In support of his motion, Defendant Faloon has provided an affidavit of Shelly Byers, the ADC Medical Grievance Coordinator. (#13-2) According to the affidavit, Mr. Shaw "lodged one formal medical grievance" between June 22, 2011 and June 24, 2014, that is, grievance number TU-14-00438. (#13-2; #13-3) The affidavit avows that Mr. Shaw did not fully exhaust that one grievance because he did not appeal the grievance to the Deputy Director for Health and Correctional Programs. (#13-2)
Contrary to the Byers affidavit, Mr. Shaw filed at least three additional grievances related to the claim raised in this case and attached them to his Complaint. (#1) The sworn affidavit in this case states clearly, but erroneously, that Mr. Shaw filed only one formal medical grievance between the dates in the affidavit. (#13-2) The record, however, clearly shows that Mr. Shaw filed at least two "formal" grievances, and one informal grievance.
The first grievance attached to the Complaint was marked "informal." (#1, p.5) But the second grievance attached to the Complaint was marked "formal." (#1, p. 6) The third grievance attached to the Complaint was marked "emergency grievance." (#1, p. 7) All three grievances that the Byers affidavit failed to mention related to Mr. Faloon's ear problems and ear pain.
As troubling as the Court finds the Defendant's errors and omissions, he is still entitled to summary judgment based on Mr. Shaw's failure to exhaust administrative remedies. Mr. Show admits that he did not exhaust his administrative remedies. (#16) The three grievances attached to the Complaint do not show that he completed the necessary appeals to complete the grievance process.

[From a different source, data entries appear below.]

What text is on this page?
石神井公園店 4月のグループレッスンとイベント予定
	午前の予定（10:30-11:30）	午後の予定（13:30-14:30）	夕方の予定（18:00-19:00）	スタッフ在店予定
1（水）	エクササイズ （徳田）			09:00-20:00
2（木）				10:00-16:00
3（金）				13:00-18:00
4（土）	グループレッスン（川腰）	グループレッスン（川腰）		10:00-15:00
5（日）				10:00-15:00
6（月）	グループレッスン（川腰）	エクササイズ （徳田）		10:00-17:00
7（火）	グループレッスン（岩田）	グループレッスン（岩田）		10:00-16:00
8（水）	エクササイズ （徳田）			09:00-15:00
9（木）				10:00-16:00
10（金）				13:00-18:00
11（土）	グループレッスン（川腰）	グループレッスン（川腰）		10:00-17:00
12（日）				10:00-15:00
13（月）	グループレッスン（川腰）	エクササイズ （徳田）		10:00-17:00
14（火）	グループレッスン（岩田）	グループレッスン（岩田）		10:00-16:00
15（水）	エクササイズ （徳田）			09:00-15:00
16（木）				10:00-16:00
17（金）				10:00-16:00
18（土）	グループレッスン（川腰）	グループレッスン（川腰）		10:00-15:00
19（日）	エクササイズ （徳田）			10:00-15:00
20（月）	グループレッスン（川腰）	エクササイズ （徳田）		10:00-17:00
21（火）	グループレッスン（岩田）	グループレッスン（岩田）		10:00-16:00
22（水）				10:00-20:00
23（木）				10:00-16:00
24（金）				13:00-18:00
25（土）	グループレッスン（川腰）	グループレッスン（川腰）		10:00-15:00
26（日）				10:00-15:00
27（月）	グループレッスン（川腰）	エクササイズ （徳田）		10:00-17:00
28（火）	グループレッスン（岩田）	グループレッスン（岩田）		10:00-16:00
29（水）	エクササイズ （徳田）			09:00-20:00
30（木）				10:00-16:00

Mr. Shaw asks the Court to hold his complaint in abeyance until he has completed the grievance process. (#16) This Court cannot grant his request. If exhaustion is not complete at the time a lawsuit is filed, the Court must dismiss, without prejudice, all claims that were not fully exhausted as of the date the lawsuit was filed. Johnson v. Jones, 340 F.3d 624, 627 (8th Cir. 2003). Because Mr. Shaw's medical claim was not exhausted at the time of filing, it should be dismissed, without prejudice.
The Court recommends that Defendant Faloon's motion for summary judgment (#12) be GRANTED. Mr. Shaw's pending deliberate indifference claim should be DISMISSED, without prejudice.